Suite au débat public que j’ai souhaité organiser, nous avons pris un premier engagement afin de développer la recherche publique en toxicologie et écotoxicologie, ainsi qu’en métrologie (mesures des particules émises et des expositions) et en analyse « bénéfices-risques » sur l’ensemble du cycle de vie des nanomatériaux. L’Anses (Agence nationale de sécurité sanitaire de l’alimentation, de l’environnement et du travail) sera chargée de mettre en place une «méthodologie adaptée d’évaluation des risques des produits», et avec l’Ineris (Institut national de l’environnement industriel et des risques), une méthodologie d’analyse des impacts socio-économiques adaptée aux nanomatériaux.

Je souhaite que soit avant tout appliquer le principe de précaution sur les nanotechnologies. Nous devons saisir toutes ses opportunités technologiques tout en respectant la santé de nos concitoyens.

Le débat public sur les nanotechnologies qui s’est déroulé en 2009-2010 a fait l’objet de nombreuses critiques. L’une d’elle tient au fait que la Commission Nationale du Débat Public, étant donné la complexité du sujet, a dû avant tout assurer une mission d’information, donnant une large place à la vulgarisation, réduisant d’autant le temps de débat proprement dit.

>> Ne peut-on mieux articuler information et débat, en mobilisant l’audiovisuel public, par exemple ? Quel regard portez-vous sur internet dans ces débats : s’agit-il plutôt d’un outil d’information ou de désinformation ?

L’audiovisuel public a déjà un devoir de qualité dans les émissions qu’ils diffusent. J’ai une totale confiance en la qualité de notre service public qui parvient à marier habilement information, débats et divertissements.
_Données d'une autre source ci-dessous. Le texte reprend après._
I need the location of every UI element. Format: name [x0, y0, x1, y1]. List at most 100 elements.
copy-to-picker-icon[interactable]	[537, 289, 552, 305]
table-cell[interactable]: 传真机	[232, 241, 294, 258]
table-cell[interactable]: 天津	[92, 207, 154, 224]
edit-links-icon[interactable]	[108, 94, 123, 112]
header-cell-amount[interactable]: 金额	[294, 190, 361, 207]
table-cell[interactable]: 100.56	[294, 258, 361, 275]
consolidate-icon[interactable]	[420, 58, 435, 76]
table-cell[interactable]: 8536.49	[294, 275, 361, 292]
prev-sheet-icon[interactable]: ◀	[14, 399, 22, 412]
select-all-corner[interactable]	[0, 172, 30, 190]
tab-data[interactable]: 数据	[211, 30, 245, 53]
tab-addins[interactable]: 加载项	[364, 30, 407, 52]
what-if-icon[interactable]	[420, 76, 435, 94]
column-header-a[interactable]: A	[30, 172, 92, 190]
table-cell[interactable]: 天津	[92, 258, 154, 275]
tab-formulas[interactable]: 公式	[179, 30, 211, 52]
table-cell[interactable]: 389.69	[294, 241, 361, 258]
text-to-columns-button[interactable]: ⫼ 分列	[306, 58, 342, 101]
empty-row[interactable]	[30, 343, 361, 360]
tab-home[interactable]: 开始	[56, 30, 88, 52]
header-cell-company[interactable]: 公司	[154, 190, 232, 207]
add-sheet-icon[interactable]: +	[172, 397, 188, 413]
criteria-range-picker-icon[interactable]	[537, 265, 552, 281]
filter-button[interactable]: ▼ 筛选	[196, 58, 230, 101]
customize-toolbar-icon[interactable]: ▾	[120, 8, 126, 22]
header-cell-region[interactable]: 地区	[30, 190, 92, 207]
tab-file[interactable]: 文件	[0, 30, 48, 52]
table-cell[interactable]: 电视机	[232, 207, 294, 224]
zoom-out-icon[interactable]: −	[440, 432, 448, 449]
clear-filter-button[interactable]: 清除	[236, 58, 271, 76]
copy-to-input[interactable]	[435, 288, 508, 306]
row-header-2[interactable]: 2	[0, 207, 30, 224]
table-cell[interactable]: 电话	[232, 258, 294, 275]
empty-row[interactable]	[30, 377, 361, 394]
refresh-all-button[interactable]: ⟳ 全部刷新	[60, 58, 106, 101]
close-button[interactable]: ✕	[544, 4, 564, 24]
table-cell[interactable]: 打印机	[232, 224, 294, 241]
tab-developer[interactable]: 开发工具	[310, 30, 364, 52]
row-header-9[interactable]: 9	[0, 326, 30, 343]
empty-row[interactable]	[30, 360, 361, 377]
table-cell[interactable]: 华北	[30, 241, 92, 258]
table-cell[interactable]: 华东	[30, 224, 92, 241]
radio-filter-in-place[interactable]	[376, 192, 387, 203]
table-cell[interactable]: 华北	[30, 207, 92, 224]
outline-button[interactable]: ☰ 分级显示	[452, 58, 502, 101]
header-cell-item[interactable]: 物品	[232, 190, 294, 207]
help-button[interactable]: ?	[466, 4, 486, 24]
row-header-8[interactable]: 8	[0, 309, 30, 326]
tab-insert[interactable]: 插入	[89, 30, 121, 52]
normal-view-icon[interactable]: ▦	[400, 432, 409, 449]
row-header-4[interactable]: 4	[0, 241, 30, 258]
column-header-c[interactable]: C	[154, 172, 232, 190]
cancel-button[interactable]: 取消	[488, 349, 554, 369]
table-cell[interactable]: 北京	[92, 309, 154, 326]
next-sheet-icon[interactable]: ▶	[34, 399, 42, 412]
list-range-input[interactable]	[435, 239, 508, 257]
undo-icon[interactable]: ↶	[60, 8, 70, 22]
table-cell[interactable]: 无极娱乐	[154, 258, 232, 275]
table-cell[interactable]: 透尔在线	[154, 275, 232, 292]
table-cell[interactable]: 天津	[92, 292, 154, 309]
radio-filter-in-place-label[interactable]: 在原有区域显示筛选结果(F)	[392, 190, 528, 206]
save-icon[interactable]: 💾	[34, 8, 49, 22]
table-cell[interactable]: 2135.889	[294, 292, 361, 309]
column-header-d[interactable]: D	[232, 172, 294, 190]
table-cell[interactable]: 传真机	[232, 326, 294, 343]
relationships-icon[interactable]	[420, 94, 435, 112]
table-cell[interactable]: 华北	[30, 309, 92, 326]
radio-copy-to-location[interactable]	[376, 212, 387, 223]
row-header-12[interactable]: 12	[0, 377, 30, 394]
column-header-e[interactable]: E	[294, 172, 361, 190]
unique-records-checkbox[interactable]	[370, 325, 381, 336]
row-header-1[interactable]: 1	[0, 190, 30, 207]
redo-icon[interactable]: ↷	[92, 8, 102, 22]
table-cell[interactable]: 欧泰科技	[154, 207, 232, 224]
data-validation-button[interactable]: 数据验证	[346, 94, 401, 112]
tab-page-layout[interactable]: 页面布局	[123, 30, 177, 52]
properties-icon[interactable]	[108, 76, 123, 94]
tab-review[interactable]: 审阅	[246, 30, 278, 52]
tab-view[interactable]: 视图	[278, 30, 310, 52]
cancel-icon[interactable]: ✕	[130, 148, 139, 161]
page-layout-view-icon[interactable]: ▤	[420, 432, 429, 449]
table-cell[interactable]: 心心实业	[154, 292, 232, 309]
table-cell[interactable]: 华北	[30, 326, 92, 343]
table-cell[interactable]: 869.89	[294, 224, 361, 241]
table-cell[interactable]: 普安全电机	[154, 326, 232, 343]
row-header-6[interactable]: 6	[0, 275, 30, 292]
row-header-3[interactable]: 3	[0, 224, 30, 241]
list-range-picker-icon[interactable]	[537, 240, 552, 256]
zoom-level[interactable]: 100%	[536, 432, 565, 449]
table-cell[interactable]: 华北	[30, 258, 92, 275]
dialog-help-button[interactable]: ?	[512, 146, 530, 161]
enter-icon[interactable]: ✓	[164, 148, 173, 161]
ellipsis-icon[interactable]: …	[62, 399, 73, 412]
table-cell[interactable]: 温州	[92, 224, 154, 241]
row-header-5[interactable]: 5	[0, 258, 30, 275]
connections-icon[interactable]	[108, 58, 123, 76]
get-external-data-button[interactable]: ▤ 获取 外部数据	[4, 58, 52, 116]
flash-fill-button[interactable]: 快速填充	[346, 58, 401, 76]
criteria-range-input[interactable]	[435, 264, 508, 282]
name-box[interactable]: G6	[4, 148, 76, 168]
Internet est une formidable porte ouverte sur le monde et sur le savoir. A chaque seconde, des millions de contenus, accessibles partout et à tous, sont publiés sur le Web. Mais ce n’est qu’un outil. Le foisonnement des données de toutes natures, dont rien ne garantit a priori l’exactitude nous met face à un défi majeur. Nous devons former nos concitoyens, dès l’école, à utiliser cet outil et à reconnaître une information viable d’une autre non fondée.